Modern insan diye tabir edilen son 50 yıllık insan topluluğu hayattaki en temel ihtiyaçlarını karşılayabilir duruma geldi. En azından çoğumuz için barınma, ısınma, temiz su - yemek ve üremek konusunda sıkıntı bulunmuyor. Bu rahat yaşam tarzı insanları asıl biyolojik amacımız olan "hayatta kal ve üre" mottosundan soyutluyor. Sonuç olarak biyolojik her canlının asli amacı hayatta kalmak. Hatta üremek dahi bir hayatta kalma (hücrelerin yaşamaya devam etmesi) anlamına geliyor. Bunu savaş bölgelerinde çok hızlı artan nüfuslardan da görebilirsiniz. Hayatlarının garanti olmadığı izlemine kapılan insanlar içgüdüsel olarak hızla çoğalarak neslin devamlılığını sağlama çabasına giriyor sanırım. Yani insan gibi kompleks organizmalar aslında ölümsüzlüğü genlerini bir sonraki nesle aktararak yakalıyor. Sonuçta doğan her çocuk anne ve babasının devamı niteliğinde.

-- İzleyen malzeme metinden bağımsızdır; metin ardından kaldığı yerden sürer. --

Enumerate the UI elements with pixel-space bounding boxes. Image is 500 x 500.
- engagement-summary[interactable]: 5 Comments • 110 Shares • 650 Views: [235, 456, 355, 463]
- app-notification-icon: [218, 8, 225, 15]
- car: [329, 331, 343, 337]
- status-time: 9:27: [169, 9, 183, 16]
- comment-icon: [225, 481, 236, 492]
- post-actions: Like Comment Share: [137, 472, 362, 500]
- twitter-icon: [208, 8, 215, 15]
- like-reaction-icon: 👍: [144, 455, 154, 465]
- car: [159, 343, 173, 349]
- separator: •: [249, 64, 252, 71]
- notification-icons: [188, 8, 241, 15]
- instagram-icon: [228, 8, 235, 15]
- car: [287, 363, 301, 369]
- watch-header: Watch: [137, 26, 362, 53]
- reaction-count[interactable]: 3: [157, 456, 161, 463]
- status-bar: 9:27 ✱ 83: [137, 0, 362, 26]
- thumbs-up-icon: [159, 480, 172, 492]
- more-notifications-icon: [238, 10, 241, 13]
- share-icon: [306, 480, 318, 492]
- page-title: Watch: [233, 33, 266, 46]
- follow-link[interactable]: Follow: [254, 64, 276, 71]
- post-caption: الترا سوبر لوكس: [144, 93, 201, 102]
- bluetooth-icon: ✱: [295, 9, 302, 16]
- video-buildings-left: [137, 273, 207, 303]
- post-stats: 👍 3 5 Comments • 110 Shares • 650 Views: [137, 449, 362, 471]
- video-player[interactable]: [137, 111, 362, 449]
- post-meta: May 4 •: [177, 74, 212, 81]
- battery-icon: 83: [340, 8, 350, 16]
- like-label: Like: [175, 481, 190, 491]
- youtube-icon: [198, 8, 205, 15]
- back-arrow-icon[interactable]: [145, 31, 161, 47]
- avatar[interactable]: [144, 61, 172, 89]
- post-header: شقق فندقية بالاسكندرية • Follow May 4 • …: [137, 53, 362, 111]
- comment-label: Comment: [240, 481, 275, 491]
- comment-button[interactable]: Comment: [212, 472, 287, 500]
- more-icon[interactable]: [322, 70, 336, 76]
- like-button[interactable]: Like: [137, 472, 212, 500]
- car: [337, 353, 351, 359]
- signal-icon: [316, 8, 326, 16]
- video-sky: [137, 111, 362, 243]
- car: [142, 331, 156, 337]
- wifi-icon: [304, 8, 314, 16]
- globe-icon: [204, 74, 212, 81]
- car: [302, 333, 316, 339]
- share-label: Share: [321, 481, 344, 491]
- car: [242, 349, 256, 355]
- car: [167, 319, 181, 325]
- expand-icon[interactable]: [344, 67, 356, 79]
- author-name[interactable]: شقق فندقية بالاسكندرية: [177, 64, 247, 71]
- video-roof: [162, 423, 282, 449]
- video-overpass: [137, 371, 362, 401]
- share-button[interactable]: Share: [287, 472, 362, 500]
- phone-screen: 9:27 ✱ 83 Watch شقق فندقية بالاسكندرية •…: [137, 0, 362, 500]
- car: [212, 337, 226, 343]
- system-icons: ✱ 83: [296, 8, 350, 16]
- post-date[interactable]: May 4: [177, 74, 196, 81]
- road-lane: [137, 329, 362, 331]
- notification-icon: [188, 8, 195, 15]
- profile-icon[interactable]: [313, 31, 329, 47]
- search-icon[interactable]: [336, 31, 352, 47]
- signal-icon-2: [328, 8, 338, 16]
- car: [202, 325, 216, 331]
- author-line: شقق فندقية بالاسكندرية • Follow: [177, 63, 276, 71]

Tabii ki insanoğlu olarak "hayatta kalma ihtiyacından" soyutlanınca, insan kendine zamanını öldürmek amacıyla başka bir uğraş bulmak zorunda kalıyor. Halbuki ne kadar olumsuz bir terim değil mi? Zaman öldürmek. Hayatında geri döndüremeyeceğin tek olguyu harcamak için uğraş veriyorsun. Çoğumuzun yaşadığı bu can sıkıntısı aslında fazladan uğraşla öldürmeye çalıştığımız boş zamandan geliyor. Aslında sıkılmanın kötü bir şey olmasından değil. Aksine sıkılmak harekete geçmek gerektiğinin, en değerli olguyu boşa harcadığının sinyali. Beynin seni uyarıyor.